ANALYSIS: Super Tuesday Bringing Super Meltdown to Republican Party
The party of Lincoln may never be the same.
-- This is what a party meltdown looks like.
Faced with the increasing likelihood of a Donald Trump nomination, the Republican Party and its voters are headed in opposite directions -- with destructive potential consequences the likes of which no major political party has seen in more than a century.
Republican voters are on the verge of selecting a nominee. The party establishment, meanwhile, is largely in panic mode -- with talk of a contested convention or third-party candidacies suddenly the most realistic ways to block a candidate they fear will harm the GOP for decades.
Why panic? On the single biggest day of voting until November, the leading Republican candidate is defending his decision to not immediately condemn white supremacists.
The speaker of the House -- the highest-ranking Republican in office -- held a news conference to denounce the front-runner’s action. The party’s most recent nominee labeled it, simply, “disqualifying.”
A Republican U.S. senator is vowing to seek out a “third option” if Trump is the Republican nominee. Conservative commentators are openly speculating about taking over another party for ballot purposes -- the Constitution Party, for instance -- to run a conservative as an alternative to Trump.
Yet, the Trump train rolls, likely through Super Tuesday and well beyond. His chief rivals are left blasting him for, among other things, his spray tan and the size of his hands -- insults worthy of a race for class president, except they might get a student suspended.
It has party leaders perplexed and not amused.
“It shows that there’s not a cohesive party. It’s a group of disparate parts,” said Fred Malek, a Republican operative and fundraiser who has worked in high-level GOP circles for more than four decades. “The only way to win is to coalesce around a qualified and electable candidate.”
That window is closing, and fast. The GOP has no break-glass plan to block a candidate who gets enough delegates to be the nominee from winning the nomination.

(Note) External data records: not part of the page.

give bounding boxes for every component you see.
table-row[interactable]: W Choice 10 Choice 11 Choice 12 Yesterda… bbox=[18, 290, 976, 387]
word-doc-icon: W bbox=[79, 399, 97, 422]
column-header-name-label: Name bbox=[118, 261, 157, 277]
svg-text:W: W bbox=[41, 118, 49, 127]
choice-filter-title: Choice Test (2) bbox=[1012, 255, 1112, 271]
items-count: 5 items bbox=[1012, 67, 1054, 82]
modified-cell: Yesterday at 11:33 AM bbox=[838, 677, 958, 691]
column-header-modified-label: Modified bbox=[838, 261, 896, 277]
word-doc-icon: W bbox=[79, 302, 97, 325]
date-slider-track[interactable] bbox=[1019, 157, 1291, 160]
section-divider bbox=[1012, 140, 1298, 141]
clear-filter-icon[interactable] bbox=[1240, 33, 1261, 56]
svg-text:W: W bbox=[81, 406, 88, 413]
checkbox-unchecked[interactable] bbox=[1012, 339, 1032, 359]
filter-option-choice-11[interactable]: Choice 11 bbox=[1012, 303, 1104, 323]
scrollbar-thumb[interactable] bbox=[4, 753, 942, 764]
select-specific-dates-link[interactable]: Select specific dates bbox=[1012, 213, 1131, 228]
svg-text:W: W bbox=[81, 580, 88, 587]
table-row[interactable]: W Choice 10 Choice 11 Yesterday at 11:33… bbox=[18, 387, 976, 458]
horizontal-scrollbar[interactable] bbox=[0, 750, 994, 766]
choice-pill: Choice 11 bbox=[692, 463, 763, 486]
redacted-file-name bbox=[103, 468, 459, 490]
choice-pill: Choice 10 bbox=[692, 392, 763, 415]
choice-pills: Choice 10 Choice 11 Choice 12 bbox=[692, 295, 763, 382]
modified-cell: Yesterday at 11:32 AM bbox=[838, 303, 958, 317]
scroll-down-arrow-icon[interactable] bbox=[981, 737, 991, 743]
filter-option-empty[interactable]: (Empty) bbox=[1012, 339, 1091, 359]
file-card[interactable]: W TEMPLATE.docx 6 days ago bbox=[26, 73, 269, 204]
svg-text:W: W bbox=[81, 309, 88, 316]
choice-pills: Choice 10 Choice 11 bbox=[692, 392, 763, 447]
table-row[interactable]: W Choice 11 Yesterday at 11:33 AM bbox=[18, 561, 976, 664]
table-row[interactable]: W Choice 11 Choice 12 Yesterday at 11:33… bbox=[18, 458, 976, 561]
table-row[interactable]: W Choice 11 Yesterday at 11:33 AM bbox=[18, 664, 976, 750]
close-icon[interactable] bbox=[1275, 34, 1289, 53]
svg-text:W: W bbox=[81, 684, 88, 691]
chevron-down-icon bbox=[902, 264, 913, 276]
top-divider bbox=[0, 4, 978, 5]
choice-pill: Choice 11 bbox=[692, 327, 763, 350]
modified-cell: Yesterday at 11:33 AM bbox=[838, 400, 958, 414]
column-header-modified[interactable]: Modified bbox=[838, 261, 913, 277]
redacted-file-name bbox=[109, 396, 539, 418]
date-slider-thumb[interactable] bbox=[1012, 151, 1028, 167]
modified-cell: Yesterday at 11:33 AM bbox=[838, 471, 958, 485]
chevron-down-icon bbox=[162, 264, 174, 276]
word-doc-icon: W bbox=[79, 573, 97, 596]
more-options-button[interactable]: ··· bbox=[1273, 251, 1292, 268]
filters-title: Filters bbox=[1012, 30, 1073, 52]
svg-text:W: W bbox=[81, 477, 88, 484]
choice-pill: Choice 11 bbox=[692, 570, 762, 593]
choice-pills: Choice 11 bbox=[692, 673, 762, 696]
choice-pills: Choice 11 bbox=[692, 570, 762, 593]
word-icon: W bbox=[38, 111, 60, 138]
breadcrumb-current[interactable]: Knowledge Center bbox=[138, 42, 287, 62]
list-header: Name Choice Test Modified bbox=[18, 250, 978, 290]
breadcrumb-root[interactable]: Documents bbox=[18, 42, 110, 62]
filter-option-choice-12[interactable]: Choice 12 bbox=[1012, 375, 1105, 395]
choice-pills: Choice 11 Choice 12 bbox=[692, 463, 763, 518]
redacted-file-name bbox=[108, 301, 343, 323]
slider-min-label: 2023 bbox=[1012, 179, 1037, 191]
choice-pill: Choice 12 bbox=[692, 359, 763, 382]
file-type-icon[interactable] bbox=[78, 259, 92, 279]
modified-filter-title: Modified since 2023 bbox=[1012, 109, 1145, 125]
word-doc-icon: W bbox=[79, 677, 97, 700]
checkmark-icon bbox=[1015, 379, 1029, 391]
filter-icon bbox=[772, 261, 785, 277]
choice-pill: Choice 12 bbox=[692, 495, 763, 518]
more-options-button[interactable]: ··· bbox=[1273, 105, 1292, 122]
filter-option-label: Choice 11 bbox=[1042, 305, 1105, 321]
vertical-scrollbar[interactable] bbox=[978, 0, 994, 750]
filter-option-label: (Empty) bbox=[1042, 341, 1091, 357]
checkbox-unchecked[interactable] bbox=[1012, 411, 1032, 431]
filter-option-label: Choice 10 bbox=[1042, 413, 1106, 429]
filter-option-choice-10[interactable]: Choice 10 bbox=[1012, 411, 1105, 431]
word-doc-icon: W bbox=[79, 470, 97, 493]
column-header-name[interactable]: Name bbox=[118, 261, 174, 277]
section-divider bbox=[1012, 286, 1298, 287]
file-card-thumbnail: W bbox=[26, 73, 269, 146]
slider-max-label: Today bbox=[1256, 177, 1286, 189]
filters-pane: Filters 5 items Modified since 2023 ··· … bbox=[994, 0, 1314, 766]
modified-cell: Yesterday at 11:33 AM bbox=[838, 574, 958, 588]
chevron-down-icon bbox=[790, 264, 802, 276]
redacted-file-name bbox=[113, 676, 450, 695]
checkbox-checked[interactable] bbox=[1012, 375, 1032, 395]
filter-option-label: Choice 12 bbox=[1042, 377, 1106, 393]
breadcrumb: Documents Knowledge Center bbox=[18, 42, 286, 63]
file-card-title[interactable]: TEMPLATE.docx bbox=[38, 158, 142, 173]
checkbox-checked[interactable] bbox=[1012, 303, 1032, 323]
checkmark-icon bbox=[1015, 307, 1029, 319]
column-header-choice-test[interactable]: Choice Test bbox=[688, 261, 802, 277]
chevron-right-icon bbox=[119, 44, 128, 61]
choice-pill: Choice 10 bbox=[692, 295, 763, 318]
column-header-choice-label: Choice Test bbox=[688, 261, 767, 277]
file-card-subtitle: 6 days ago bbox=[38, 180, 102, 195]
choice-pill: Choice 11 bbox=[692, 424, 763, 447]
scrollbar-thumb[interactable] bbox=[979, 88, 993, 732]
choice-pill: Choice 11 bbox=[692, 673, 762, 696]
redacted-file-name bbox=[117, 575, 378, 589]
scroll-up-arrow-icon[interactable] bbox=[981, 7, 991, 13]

How the party got here is a complicated question. It weaves through John McCain’s selection of Sarah Palin as a running mate; the GOP’s awkward embrace of the tea party movement that rose in reaction Obama presidency; the turn toward celebrity in politics that both parties have sought to channel; and the exquisite and flamboyant salesmanship of Trump, who has remade the rules of politics by running on themes voters are responding to in shocking numbers.
How the party gets from here is perhaps more complicated. Trump may still get blocked via the front door, though options for denying him a majority of delegates are limited, given the still-divided nature of his opposition.
Trump has repeatedly threatened to go third-party himself if the GOP establishment tries to steal the nomination from him. Whether it’s Trump or someone else going that route, it’s hard to imagine a scenario where that doesn’t result in the election of a Democrat to the White House -- Hillary Clinton, most likely.
Trump himself has shown a repeated capacity for defying expectations. He should not be underestimated in his appeal to working-class voters, and building new and unexpected coalitions of voters.
Republican Party leaders have boasted of the turnout records they’re setting in early-voting states -- evidence, they say, that the GOP can grow and is growing, even while Democratic turnout falls well short of 2008 levels.
The chairman of the Republican National Committee, Reince Priebus, has made clear that the only bet that matters this year is on the White House.
“We're cooked as a party for quite a while as a party if we don't win in 2016,” Priebus said in October, back when most in the party assumed Trump would collapse by now.
Trump can demonstrate broad regional appeal today, and begin to put together a sizable delegate lead. It’s starting to get warm.